TIP: WANT A BETTER NIGHT’S SLEEP THROUGHOUT YOUR CYCLE?
If you want help dodging the restless nights and insomnia that can occur during your period or in the second half of your cycle, here’s an easy two-step tip:
- Move more. Whether it’s taking brisk walks with your dog, playing with your kids or hitting the exercise bike, numerous studies (such as this, this and this) have shown that being more active during the day leads to better sleep at night for all ages and due to a wide variety of reasons, such as stress, burn-out, aches and sleep apnea.
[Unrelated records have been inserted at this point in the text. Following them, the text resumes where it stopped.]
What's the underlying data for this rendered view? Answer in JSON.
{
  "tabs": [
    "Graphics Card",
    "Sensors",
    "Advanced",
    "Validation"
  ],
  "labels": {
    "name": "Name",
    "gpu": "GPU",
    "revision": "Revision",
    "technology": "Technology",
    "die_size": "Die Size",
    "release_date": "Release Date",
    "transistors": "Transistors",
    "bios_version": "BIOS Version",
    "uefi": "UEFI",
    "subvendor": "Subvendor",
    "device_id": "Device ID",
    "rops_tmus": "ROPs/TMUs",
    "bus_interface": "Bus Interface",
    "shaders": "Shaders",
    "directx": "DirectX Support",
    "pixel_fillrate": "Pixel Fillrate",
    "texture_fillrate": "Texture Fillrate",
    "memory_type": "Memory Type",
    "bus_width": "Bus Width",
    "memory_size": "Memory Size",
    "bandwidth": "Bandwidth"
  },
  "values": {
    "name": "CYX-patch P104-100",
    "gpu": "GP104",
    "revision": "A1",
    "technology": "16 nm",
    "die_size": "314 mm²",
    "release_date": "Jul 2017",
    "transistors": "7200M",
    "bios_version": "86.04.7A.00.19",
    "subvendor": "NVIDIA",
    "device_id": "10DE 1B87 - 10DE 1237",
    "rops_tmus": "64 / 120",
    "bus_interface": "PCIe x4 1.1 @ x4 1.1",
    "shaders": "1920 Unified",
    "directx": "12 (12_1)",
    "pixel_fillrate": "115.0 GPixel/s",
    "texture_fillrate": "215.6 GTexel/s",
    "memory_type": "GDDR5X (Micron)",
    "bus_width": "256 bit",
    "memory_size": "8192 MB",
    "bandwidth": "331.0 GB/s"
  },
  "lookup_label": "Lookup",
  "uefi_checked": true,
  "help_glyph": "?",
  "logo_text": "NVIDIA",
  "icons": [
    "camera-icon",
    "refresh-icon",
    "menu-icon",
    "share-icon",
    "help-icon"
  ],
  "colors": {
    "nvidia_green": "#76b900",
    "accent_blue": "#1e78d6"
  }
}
Being physically active reduces stress, improves flexibility, reduces weight and tones muscles, which help counter many causes of sleep problems that can be exacerbated during declining estrogen cycle days.
- Drink milk with dinner. Sounds like folklore, but research proves that drinking milk at night really does help you get better sleep. That’s because milk supplies the brain with the amino acid tryptophan, which helps create sleep-regulating serotonin and melatonin.
And do both. A 2014 study of 437 older adults who had difficulty falling asleep found that those who were both active and drank one cup of milk daily fell asleep faster than those who were only active or only drank milk. Turns out, when combined these methods have a synergistic effect that make each work even faster at ushering in sleep than when doing either alone.